O que o senhor pensa em relação à reforma agrária e a criminalização de movimentos sociais como o Movimento dos Sem-Terra (MST)?
Acho absolutamente correto criminalizar quem invade terra produtiva, quem faz baderna. Até porque neste país ninguém está acima da lei. Todos têm que estar subjugados à Constituição e às leis. Movimento social nenhum está acima das leis. Não é possível a gente compactuar com a anarquia, com a baderna, com a invasão, com o quebra-quebra, com o dano. Não sou contra a reforma agrária. O Brasil precisa enfrentar a reforma agrária. Acho legítimo qualquer movimento, de qualquer bandeira, de qualquer posicionamento político, fazer as suas reivindicações, desde que seja nos limites da lei. Mas, na verdade, o que esses movimentos querem é inviabilizar a propriedade privada, inviabilizar a produção rural. No fundo, eles querem gerar essa instabilidade. São absurdos que não podem continuar acontecendo. O governo tem sido absolutamente omisso nessa questão. Ou pior, financia por vias transversas, dando dinheiro a organizações não-governamentais que estimulam esses movimentos. Todas as tentativas do Congresso Nacional de apurar as responsabilidades por meio de CPI têm sempre o pano quente do governo por cima, usando sua bancada para não permitir que as investigações sejam feitas. Isso é absurdo.

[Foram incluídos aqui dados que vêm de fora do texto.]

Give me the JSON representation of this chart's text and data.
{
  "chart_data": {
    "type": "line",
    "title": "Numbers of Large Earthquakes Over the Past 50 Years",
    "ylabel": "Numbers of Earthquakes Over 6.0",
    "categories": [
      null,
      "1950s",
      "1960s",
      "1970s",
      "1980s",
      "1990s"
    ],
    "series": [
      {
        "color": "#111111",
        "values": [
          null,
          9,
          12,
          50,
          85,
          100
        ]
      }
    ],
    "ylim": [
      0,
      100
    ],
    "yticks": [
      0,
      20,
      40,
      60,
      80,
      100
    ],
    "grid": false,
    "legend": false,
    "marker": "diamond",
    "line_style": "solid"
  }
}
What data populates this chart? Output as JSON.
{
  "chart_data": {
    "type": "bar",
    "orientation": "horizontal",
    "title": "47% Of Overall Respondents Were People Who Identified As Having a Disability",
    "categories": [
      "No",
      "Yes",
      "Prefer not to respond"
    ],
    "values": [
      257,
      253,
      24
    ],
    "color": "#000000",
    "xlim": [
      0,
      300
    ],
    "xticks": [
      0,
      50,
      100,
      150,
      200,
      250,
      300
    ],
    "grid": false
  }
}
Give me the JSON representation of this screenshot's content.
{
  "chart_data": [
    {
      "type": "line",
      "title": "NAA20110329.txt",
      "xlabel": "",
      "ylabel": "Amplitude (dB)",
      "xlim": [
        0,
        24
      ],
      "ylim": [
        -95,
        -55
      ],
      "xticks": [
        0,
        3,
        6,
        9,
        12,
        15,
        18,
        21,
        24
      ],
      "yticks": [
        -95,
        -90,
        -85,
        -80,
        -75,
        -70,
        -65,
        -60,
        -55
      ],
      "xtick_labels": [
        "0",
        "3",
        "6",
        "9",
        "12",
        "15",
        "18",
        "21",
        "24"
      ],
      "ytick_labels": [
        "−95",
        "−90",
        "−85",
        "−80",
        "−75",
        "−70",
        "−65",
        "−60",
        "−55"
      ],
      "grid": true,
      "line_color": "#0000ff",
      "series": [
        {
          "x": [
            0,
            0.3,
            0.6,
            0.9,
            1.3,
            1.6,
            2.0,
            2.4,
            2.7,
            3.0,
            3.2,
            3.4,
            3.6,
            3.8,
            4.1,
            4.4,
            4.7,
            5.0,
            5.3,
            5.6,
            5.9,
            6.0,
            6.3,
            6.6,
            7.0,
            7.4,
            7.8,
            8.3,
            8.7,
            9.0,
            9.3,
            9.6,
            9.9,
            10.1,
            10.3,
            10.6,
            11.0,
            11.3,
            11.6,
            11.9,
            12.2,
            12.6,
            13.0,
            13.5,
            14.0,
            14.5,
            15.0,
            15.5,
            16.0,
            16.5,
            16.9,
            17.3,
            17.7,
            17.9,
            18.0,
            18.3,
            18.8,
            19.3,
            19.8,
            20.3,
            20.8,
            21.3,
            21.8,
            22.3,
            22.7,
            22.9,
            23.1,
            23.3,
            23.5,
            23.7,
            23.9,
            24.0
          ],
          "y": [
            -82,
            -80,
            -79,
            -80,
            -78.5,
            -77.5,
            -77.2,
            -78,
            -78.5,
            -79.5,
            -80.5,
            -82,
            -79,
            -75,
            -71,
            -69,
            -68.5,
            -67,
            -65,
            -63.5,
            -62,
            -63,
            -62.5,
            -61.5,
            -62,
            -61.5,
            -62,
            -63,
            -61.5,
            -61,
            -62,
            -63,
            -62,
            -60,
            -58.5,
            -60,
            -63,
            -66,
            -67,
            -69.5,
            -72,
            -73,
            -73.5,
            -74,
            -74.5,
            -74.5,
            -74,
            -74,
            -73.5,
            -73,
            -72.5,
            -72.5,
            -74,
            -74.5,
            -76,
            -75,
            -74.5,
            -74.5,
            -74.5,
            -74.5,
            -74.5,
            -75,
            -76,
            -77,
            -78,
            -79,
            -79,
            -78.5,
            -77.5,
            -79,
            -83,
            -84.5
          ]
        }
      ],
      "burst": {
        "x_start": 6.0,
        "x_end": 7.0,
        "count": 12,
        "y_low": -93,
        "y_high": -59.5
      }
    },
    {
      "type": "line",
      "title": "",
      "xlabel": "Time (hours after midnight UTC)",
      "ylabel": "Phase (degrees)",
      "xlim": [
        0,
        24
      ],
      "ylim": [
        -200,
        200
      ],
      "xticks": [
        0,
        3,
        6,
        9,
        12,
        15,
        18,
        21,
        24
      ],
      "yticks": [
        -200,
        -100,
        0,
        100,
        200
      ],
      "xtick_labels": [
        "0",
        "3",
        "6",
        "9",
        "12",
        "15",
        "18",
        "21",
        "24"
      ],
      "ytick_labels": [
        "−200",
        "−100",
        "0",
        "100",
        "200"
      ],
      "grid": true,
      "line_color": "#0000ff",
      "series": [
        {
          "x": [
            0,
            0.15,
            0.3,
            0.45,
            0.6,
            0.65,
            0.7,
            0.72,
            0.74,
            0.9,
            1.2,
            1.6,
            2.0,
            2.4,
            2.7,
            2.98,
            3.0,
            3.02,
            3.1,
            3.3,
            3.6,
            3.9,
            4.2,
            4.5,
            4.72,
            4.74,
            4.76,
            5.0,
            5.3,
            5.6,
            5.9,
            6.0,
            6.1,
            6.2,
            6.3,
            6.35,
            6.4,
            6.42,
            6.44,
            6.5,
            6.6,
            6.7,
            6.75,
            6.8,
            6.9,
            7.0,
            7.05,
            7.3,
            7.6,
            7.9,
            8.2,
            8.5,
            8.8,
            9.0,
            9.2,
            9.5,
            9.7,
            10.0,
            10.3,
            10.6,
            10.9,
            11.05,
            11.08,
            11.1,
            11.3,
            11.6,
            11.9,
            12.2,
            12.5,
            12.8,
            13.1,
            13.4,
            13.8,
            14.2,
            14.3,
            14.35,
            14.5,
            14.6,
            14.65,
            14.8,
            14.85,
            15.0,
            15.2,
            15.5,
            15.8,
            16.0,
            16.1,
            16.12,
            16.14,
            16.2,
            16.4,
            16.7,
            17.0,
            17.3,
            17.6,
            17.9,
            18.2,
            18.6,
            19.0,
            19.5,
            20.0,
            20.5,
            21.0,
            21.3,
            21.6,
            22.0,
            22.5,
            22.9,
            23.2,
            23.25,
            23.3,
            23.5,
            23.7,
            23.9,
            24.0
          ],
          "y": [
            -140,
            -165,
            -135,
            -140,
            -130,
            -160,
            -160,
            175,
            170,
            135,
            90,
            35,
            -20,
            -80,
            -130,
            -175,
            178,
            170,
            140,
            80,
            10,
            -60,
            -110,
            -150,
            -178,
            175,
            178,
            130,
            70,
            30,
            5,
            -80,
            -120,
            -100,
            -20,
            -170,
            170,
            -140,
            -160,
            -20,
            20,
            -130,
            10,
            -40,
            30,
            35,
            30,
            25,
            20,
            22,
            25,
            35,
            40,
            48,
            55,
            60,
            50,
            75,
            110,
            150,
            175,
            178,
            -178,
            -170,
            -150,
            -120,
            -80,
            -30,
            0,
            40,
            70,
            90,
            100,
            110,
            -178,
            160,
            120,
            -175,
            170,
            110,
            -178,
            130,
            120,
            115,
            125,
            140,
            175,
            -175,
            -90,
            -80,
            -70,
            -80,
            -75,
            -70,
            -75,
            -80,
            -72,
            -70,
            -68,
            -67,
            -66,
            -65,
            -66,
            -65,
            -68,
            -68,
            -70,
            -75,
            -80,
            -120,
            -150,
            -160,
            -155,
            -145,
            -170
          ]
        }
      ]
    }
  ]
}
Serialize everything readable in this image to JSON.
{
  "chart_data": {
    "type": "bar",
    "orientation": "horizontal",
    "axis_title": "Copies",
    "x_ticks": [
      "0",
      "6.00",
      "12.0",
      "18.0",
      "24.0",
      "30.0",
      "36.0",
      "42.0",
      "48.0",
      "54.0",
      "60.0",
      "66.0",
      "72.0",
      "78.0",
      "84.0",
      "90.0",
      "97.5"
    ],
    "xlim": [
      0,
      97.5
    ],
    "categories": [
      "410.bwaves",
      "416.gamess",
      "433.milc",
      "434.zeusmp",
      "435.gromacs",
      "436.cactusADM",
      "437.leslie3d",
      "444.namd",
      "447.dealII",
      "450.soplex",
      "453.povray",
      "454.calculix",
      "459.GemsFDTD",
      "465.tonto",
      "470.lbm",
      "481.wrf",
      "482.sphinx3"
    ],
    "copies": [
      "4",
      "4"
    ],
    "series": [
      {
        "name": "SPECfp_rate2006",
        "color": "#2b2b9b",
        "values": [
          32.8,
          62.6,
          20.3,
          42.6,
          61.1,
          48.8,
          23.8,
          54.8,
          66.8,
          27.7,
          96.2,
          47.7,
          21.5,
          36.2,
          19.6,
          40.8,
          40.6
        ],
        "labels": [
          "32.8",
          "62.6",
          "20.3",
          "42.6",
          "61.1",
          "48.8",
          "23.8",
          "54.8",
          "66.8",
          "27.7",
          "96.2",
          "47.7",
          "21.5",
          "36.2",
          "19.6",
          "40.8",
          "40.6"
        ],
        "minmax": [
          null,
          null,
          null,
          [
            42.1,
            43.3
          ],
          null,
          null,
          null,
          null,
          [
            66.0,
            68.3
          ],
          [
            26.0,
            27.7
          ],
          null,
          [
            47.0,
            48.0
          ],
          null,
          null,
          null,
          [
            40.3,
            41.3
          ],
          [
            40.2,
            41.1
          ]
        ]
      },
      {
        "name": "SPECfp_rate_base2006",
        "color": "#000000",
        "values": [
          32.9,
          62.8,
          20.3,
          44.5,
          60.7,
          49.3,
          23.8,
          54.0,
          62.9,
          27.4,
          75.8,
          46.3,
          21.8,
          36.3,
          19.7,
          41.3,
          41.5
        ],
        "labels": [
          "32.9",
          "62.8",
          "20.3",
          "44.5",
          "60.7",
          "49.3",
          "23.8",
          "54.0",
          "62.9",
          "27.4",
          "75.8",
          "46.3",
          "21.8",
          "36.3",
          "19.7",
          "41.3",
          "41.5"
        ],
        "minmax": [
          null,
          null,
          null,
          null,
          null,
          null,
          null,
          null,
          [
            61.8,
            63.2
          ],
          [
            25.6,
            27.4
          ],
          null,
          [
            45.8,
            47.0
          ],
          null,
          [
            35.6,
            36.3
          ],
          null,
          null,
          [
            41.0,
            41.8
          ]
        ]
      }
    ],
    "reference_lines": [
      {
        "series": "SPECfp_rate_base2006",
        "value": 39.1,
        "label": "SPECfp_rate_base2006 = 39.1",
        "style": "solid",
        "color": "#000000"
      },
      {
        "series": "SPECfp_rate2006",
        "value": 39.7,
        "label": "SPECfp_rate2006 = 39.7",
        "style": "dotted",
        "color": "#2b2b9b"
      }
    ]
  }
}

O senhor falou que o produtor rural tem sido visto como vilão. O que pode ser feito para recuperar a imagem da categoria?
Todo dia, a grande mídia se refere ao produtor rural como vilão. Há um maniqueísmo nessa história, como se a gente fosse do mal e os outros do bem. As coisas não são assim. A gente tem que entender a importância histórica do setor. A frente pode recuperar a imagem do produtor rural mostrando a realidade, assim como tem feito com brilhantismo a senadora Kátia Abreu e tantos outros parlamentares.